Zdjęcia zza szyby samochodu nie są wyraźne; widać jednak piękno zimy w górach.
W dali: kolejna szkółka narciarska / tu: biegi/ . W okolicy Jakuszyc widać jak wielu jest miłośników sportów zimowych
Wreszcie na miejscu.
Harrachov
Wbrew pozorom, mamy niezły kawałek do skoczni. Wysiłek wynagradza dość dobra pogoda i piękne, okoliczne lasy
Niektórzy wdrapali się na małą skocznię, tylko po to, aby usiąść na desce startowej ;
Idziemy mostem nad hotelem na duże skocznie; te, na których odbywają się międzynarodowe zawody :)
Dopiero tu, u podnóża skoczni, widać ich ogrom.
Idziemy wyżej, coraz wyżej.
Wdrapujemy się wciąż pod górę:
*
Po długich wędrówkach, postanowiliśmy się ogrzać i coś zjeść w jakimś przyjemnym miejscu.
Całkiem przypadkiem, trafiliśmy tu:
Restauracja należąca do byłego mistrza w skokach narciarskich:
A tu, dla każdego coś dobrego:
Jak przyjemnie czasem patrzeć zza okna na zimę ;)
Jest późne popołudnie. Czas wracać do domu, do kraju :)
***
Świetny pomysł na cały dzień! No, trzeba mieć sporo odwagi, żeby usiąść na desce startowej, a jeszcze więcej żeby odważyć się skoczyć. Podziwiam skoczków, bo tylko z dołu patrząc lub w TV to wszystko wydaje się proste.
Miałam te same odczucia, jeśli chodzi o skoczków. Zswsze ich podziwiałam, ale tak stanąć pod skocznią i patrzeć z dołu na jej ogrom, potem z góry na tę niesamowitą wysokość,
to naprawdę zapiera dech! :)
Angie, trochę mnie wkurzasz. Haruję urobiony po same pachy, a ty epatujesz trzeci tydzień odpoczynkiem i przyjemnościami. To N I E S P R A W I E D L I W E!!!!

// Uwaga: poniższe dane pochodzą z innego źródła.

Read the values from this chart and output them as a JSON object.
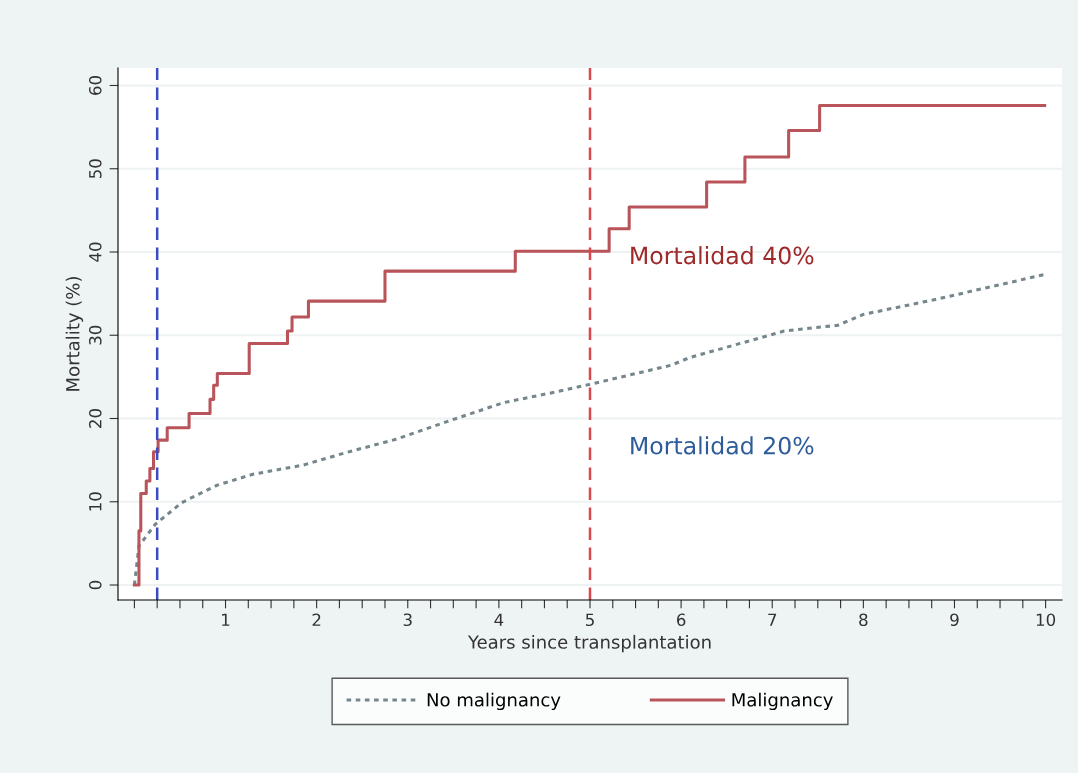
{
  "chart_data": {
    "type": "step",
    "xlabel": "Years since transplantation",
    "ylabel": "Mortality (%)",
    "xlim": [
      -0.18,
      10.18
    ],
    "ylim": [
      -1.8,
      62.1
    ],
    "xticks": [
      {
        "value": 0,
        "label": null
      },
      {
        "value": 0.25,
        "label": null
      },
      {
        "value": 0.5,
        "label": null
      },
      {
        "value": 0.75,
        "label": null
      },
      1,
      {
        "value": 1.25,
        "label": null
      },
      {
        "value": 1.5,
        "label": null
      },
      {
        "value": 1.75,
        "label": null
      },
      2,
      {
        "value": 2.25,
        "label": null
      },
      {
        "value": 2.5,
        "label": null
      },
      {
        "value": 2.75,
        "label": null
      },
      3,
      {
        "value": 3.25,
        "label": null
      },
      {
        "value": 3.5,
        "label": null
      },
      {
        "value": 3.75,
        "label": null
      },
      4,
      {
        "value": 4.25,
        "label": null
      },
      {
        "value": 4.5,
        "label": null
      },
      {
        "value": 4.75,
        "label": null
      },
      5,
      {
        "value": 5.25,
        "label": null
      },
      {
        "value": 5.5,
        "label": null
      },
      {
        "value": 5.75,
        "label": null
      },
      6,
      {
        "value": 6.25,
        "label": null
      },
      {
        "value": 6.5,
        "label": null
      },
      {
        "value": 6.75,
        "label": null
      },
      7,
      {
        "value": 7.25,
        "label": null
      },
      {
        "value": 7.5,
        "label": null
      },
      {
        "value": 7.75,
        "label": null
      },
      8,
      {
        "value": 8.25,
        "label": null
      },
      {
        "value": 8.5,
        "label": null
      },
      {
        "value": 8.75,
        "label": null
      },
      9,
      {
        "value": 9.25,
        "label": null
      },
      {
        "value": 9.5,
        "label": null
      },
      {
        "value": 9.75,
        "label": null
      },
      10
    ],
    "yticks": [
      0,
      10,
      20,
      30,
      40,
      50,
      60
    ],
    "grid": "y",
    "legend": "bottom",
    "series": [
      {
        "name": "No malignancy",
        "type": "line",
        "line_style": "dotted",
        "color": "#75878c",
        "x": [
          0,
          0.05,
          0.23,
          0.52,
          0.91,
          1.3,
          1.85,
          2.32,
          2.87,
          3.45,
          4.05,
          4.63,
          5.0,
          5.89,
          6.09,
          7.13,
          7.72,
          8.0,
          8.79,
          9.99
        ],
        "values": [
          0,
          4.7,
          7.3,
          9.9,
          12,
          13.3,
          14.4,
          15.9,
          17.5,
          19.7,
          21.9,
          23.2,
          24.1,
          26.4,
          27.3,
          30.5,
          31.2,
          32.5,
          34.3,
          37.3
        ]
      },
      {
        "name": "Malignancy",
        "line_style": "solid",
        "color": "#b9545a",
        "x": [
          0,
          0.05,
          0.07,
          0.13,
          0.17,
          0.21,
          0.26,
          0.36,
          0.6,
          0.83,
          0.87,
          0.91,
          0.93,
          1.26,
          1.68,
          1.73,
          1.91,
          2.75,
          4.18,
          5.21,
          5.43,
          6.28,
          6.7,
          7.18,
          7.52,
          9.99
        ],
        "values": [
          0,
          6.5,
          11,
          12.5,
          14,
          16,
          17.4,
          18.9,
          20.6,
          22.3,
          24,
          25.4,
          25.4,
          29,
          30.5,
          32.2,
          34.1,
          37.7,
          40.1,
          42.8,
          45.4,
          48.4,
          51.4,
          54.6,
          57.6,
          57.6
        ]
      }
    ],
    "ref_lines": [
      {
        "axis": "x",
        "value": 0.25,
        "color": "#3b4cc0",
        "line_style": "dashed"
      },
      {
        "axis": "x",
        "value": 5,
        "color": "#d9484c",
        "line_style": "dashed"
      }
    ],
    "annotations": [
      {
        "text": "Mortalidad 40%",
        "x": 5,
        "y": 40
      },
      {
        "text": "Mortalidad 20%",
        "x": 5,
        "y": 24
      }
    ]
  }
}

Niestety Caddi, odpoczynek skończył mi się dobry kawałek czasu temu ;)
A blog, to nic innego, jak swoiste przedłużenie laby:)
No niech Ci będzie :-)
trzecie „jedzeniowe” zdjęcie to smażony ser? Uwielbiam!
Dokładnie:)
Tam, w górach, bardzo popularne są wszelkich rodzajów sery smażone, grillowane etc
ile śniegu! cudne widoczki. i jakby w nagrodę odrobinę nieba z góry zobaczyliście:)
Mamjakty:)
Wiesz, najbardziej dumna jestem, właśnie z tych widoczków ; wleźć tak wysoko, w takim śniegu, to nie lada sztuka! :)))
Zdjęcia wypisz wymaluj ferie zimowe.. Ja wdrapałem się jedynie na skocznie w Wiśle i Karpaczu, a ta w Karpaczu to maleństwo było.
Ano w Karpaczu to maleństwo, fakt:)
Buźka! :***
.Angie, dzięki za wspaniałe opisy, piszesz cudownie – ze swadą. Zdjęcia fantastyczne. Nigdy nie byłam w tych okolicach, ale Ty piszesz tak, że po pierwsze czuje się jakbym była tam i razem z Wami chodziła, a po drugie to chyba dzięki Tobie zmobilizuję się i wreszcie pojadę. No może nie w zimie.
Pozdrawiam
Ada, cieszę się, że tak czujesz się oglądając te moje mini ” fotoreportaże” :)
Co do pisania: dziękuję za ciepłe słowa, jednak akurat w tym cyklu o Szklarskiej niewiele pisałam…
Brak mi czasu na pisanie, może kiedyś wrócę do tego :)
piękne widoki,przewodniczko…kaczuszki urocze,no super miałaś urlop….super,a skocznie uzmysławiają nam jacy odważni są skoczkowie….
To prawda Krakusku; podziwiam od lat ich odwagę!
Angie, strona blogu ładowała się i ładowała…;) Ale warto było poczekać na obejrzenie fotek! :) I jak zawsze jestem pełna podziwu dla Twojej wytrwałości i odwagi :)))
Fil, to nie ja siedziałam na tej desce! ;)
Mnie fascynowały tam głównie piękne widoki, które starałam się uchwycić aparatami :)
Ale cudnie:) Zima w górach to jednak jest to. W mieście nie ma takiego uroku.
No to pochodziłam z Tobą po górach.
Super było.
Dzieki
Marysiu, żałuję, że nie mogę teraz zebrać sobie trochę tego śniegu! Upał okropny!!!